Chicago and Philadelphia have employment in life sciences of 57,000 and 52,000, respectively, per CBRE data. By comparison, only the three main life sciences clusters and New Jersey employ more life sciences professionals. Some of the smaller markets Ivanhoé and Lendlease are targeting are also seeing outsize growth. Orange County saw the highest rate of employment growth in the US between 2019 and 2020, growing by 10 percent. That was compared to just 2.7 percent in the sector’s broader employment market.
The strategy will primarily be focused on development but can also take on conversion opportunities, reflecting the ESG component of reusing real estate. Conversion plays can also help the two groups to access more established markets like Boston, with Lendlease expected to source many deals off market. Ivanhoé and Lendlease partnered last year on the development of 60 Guest Street in Boston, a 320,000-square-foot development project that demonstrated the thesis of targeting underdeveloped submarkets in established life sciences clusters.

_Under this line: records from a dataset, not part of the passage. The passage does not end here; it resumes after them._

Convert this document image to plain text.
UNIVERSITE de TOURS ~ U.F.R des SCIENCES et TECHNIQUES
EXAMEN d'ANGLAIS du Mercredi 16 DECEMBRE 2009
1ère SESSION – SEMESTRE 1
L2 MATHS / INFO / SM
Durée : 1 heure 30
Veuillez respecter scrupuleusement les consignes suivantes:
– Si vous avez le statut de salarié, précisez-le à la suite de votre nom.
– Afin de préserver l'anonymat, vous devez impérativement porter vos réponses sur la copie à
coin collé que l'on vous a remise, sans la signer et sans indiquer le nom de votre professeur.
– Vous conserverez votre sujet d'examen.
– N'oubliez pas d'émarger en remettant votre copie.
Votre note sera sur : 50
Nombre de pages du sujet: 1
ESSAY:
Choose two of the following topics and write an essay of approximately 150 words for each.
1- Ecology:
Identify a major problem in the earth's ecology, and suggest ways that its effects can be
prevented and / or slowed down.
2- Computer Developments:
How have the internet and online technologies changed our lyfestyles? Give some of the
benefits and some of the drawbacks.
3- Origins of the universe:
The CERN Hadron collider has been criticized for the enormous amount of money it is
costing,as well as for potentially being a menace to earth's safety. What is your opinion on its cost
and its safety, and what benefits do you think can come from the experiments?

The venture is set to target double-digit, “development-like” returns, Pearce said. The partnership will take a varied approach to holding assets, with some being sold post-development and some held as cash-flowing assets. Once a portfolio is created, there is scope for additional LPs to commit capital to help scale the venture, Pearce said. The investor is set to significantly increase its life sciences portfolio but declined to be specific about targets. Ivanhoé has strong convictions in the sector, believing it to be less vulnerable to disruption compared to other real estate asset classes.
“What we like about the sector is you can’t do science at home. The use and type of this office is going to evolve more,” Pearce said, adding that individualized medicine and therapies are driving the evolution in the usage of life sciences space.